NVlabs / GA3C

Hybrid CPU/GPU implementation of the A3C algorithm for deep reinforcement learning.
BSD 3-Clause "New" or "Revised" License
652 stars 195 forks source link

Why is pytorch-a3c implementation so much faster? #15

Closed lolz0r closed 7 years ago

lolz0r commented 7 years ago

https://github.com/ikostrikov/pytorch-a3c has an implementation (CPU ONLY) that can converge PongDeterministic-v3 within 15 minutes while the GPU powered GA3C appears to take 2-3 hours to achieve the same?

Based on my (limited) comparison they are using ADAM instead of RMSProp and using PongDeterministic-v3 instead of PongDeterministic-v0.

Maybe there is an incredible amount of overhead pushing data to the GPU so only with large models would see a true speedup?
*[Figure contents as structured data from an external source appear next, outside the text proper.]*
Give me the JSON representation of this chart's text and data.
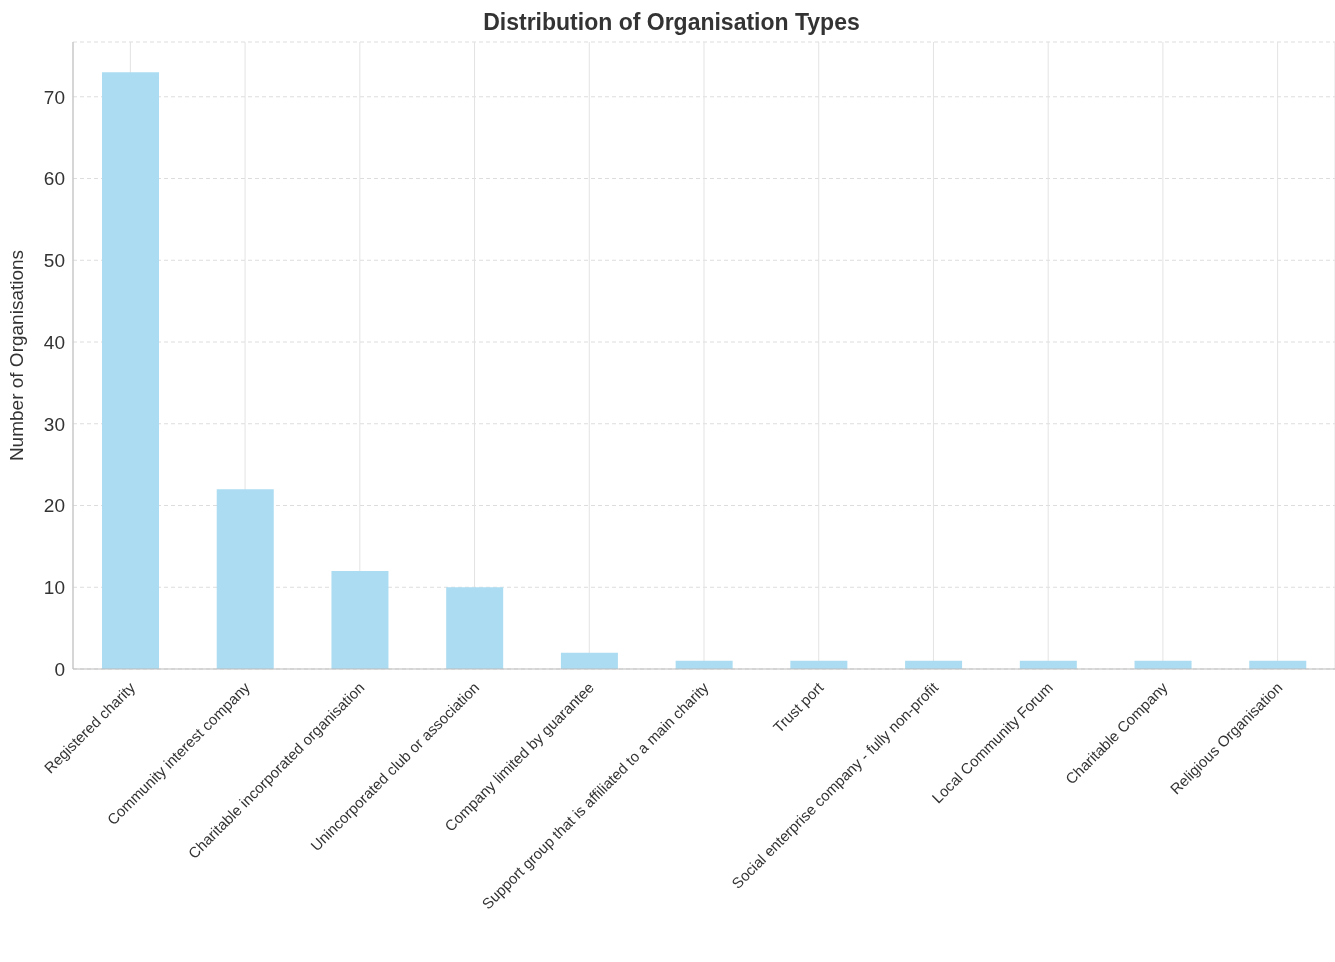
{
  "chart_data": {
    "type": "bar",
    "title": "Distribution of Organisation Types",
    "ylabel": "Number of Organisations",
    "categories": [
      "Registered charity",
      "Community interest company",
      "Charitable incorporated organisation",
      "Unincorporated club or association",
      "Company limited by guarantee",
      "Support group that is affiliated to a main charity",
      "Trust port",
      "Social enterprise company - fully non-profit",
      "Local Community Forum",
      "Charitable Company",
      "Religious Organisation"
    ],
    "values": [
      73,
      22,
      12,
      10,
      2,
      1,
      1,
      1,
      1,
      1,
      1
    ],
    "color": "#abdcf1",
    "ylim": [
      0,
      76.7
    ],
    "yticks": [
      0,
      10,
      20,
      30,
      40,
      50,
      60,
      70
    ],
    "grid": true
  }
}
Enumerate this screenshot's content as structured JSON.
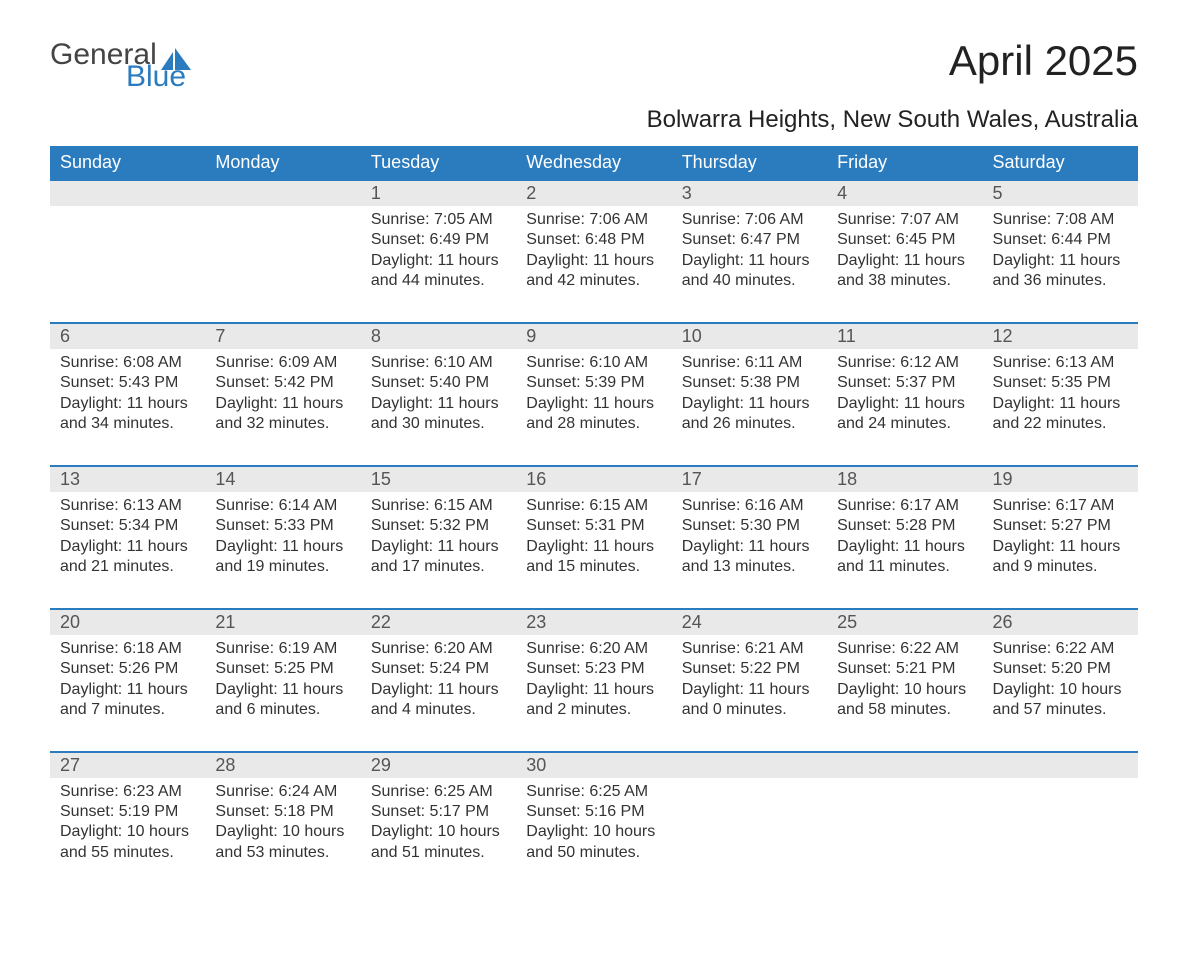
{
  "brand": {
    "word1": "General",
    "word2": "Blue",
    "brand_blue": "#2b7bbf"
  },
  "title": "April 2025",
  "subtitle": "Bolwarra Heights, New South Wales, Australia",
  "days_of_week": [
    "Sunday",
    "Monday",
    "Tuesday",
    "Wednesday",
    "Thursday",
    "Friday",
    "Saturday"
  ],
  "labels": {
    "sunrise": "Sunrise:",
    "sunset": "Sunset:",
    "daylight": "Daylight:"
  },
  "first_weekday_index": 2,
  "days": [
    {
      "n": 1,
      "sunrise": "7:05 AM",
      "sunset": "6:49 PM",
      "daylight": "11 hours and 44 minutes."
    },
    {
      "n": 2,
      "sunrise": "7:06 AM",
      "sunset": "6:48 PM",
      "daylight": "11 hours and 42 minutes."
    },
    {
      "n": 3,
      "sunrise": "7:06 AM",
      "sunset": "6:47 PM",
      "daylight": "11 hours and 40 minutes."
    },
    {
      "n": 4,
      "sunrise": "7:07 AM",
      "sunset": "6:45 PM",
      "daylight": "11 hours and 38 minutes."
    },
    {
      "n": 5,
      "sunrise": "7:08 AM",
      "sunset": "6:44 PM",
      "daylight": "11 hours and 36 minutes."
    },
    {
      "n": 6,
      "sunrise": "6:08 AM",
      "sunset": "5:43 PM",
      "daylight": "11 hours and 34 minutes."
    },
    {
      "n": 7,
      "sunrise": "6:09 AM",
      "sunset": "5:42 PM",
      "daylight": "11 hours and 32 minutes."
    },
    {
      "n": 8,
      "sunrise": "6:10 AM",
      "sunset": "5:40 PM",
      "daylight": "11 hours and 30 minutes."
    },
    {
      "n": 9,
      "sunrise": "6:10 AM",
      "sunset": "5:39 PM",
      "daylight": "11 hours and 28 minutes."
    },
    {
      "n": 10,
      "sunrise": "6:11 AM",
      "sunset": "5:38 PM",
      "daylight": "11 hours and 26 minutes."
    },
    {
      "n": 11,
      "sunrise": "6:12 AM",
      "sunset": "5:37 PM",
      "daylight": "11 hours and 24 minutes."
    },
    {
      "n": 12,
      "sunrise": "6:13 AM",
      "sunset": "5:35 PM",
      "daylight": "11 hours and 22 minutes."
    },
    {
      "n": 13,
      "sunrise": "6:13 AM",
      "sunset": "5:34 PM",
      "daylight": "11 hours and 21 minutes."
    },
    {
      "n": 14,
      "sunrise": "6:14 AM",
      "sunset": "5:33 PM",
      "daylight": "11 hours and 19 minutes."
    },
    {
      "n": 15,
      "sunrise": "6:15 AM",
      "sunset": "5:32 PM",
      "daylight": "11 hours and 17 minutes."
    },
    {
      "n": 16,
      "sunrise": "6:15 AM",
      "sunset": "5:31 PM",
      "daylight": "11 hours and 15 minutes."
    },
    {
      "n": 17,
      "sunrise": "6:16 AM",
      "sunset": "5:30 PM",
      "daylight": "11 hours and 13 minutes."
    },
    {
      "n": 18,
      "sunrise": "6:17 AM",
      "sunset": "5:28 PM",
      "daylight": "11 hours and 11 minutes."
    },
    {
      "n": 19,
      "sunrise": "6:17 AM",
      "sunset": "5:27 PM",
      "daylight": "11 hours and 9 minutes."
    },
    {
      "n": 20,
      "sunrise": "6:18 AM",
      "sunset": "5:26 PM",
      "daylight": "11 hours and 7 minutes."
    },
    {
      "n": 21,
      "sunrise": "6:19 AM",
      "sunset": "5:25 PM",
      "daylight": "11 hours and 6 minutes."
    },
    {
      "n": 22,
      "sunrise": "6:20 AM",
      "sunset": "5:24 PM",
      "daylight": "11 hours and 4 minutes."
    },
    {
      "n": 23,
      "sunrise": "6:20 AM",
      "sunset": "5:23 PM",
      "daylight": "11 hours and 2 minutes."
    },
    {
      "n": 24,
      "sunrise": "6:21 AM",
      "sunset": "5:22 PM",
      "daylight": "11 hours and 0 minutes."
    },
    {
      "n": 25,
      "sunrise": "6:22 AM",
      "sunset": "5:21 PM",
      "daylight": "10 hours and 58 minutes."
    },
    {
      "n": 26,
      "sunrise": "6:22 AM",
      "sunset": "5:20 PM",
      "daylight": "10 hours and 57 minutes."
    },
    {
      "n": 27,
      "sunrise": "6:23 AM",
      "sunset": "5:19 PM",
      "daylight": "10 hours and 55 minutes."
    },
    {
      "n": 28,
      "sunrise": "6:24 AM",
      "sunset": "5:18 PM",
      "daylight": "10 hours and 53 minutes."
    },
    {
      "n": 29,
      "sunrise": "6:25 AM",
      "sunset": "5:17 PM",
      "daylight": "10 hours and 51 minutes."
    },
    {
      "n": 30,
      "sunrise": "6:25 AM",
      "sunset": "5:16 PM",
      "daylight": "10 hours and 50 minutes."
    }
  ],
  "style": {
    "header_bg": "#2b7bbf",
    "header_fg": "#ffffff",
    "daynum_bg": "#e9e9e9",
    "rule_color": "#2b7bbf",
    "body_font_size": 16,
    "title_font_size": 42,
    "subtitle_font_size": 24
  }
}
4SkyNet commented 7 years ago

@lolz0r GA3C uses as a baseline original A3C algorithm with some additional issues with RMSProp and loss (see the code). Torch implementation uses A3C-GAE, different neural network architecture and different optimizer. But, yup - the second one arch fits good to the GPU> see one more imp there: https://github.com/4SkyNet/tensorpack

lolz0r commented 7 years ago

@4SkyNet Thanks for the information. Lets find Sarah Connor!

4SkyNet commented 7 years ago

@lolz0r on my way) PS> As I understand, guys from NVIDIA show some way to exploit video card in more efficient way for reinforcement learning benchmark (a3c algorithm). RL isn't efficient on a GPU as some classic ML tasks. You can free to change this algo to Torch one (cuz it's a bit advanced), add lstm or something you want.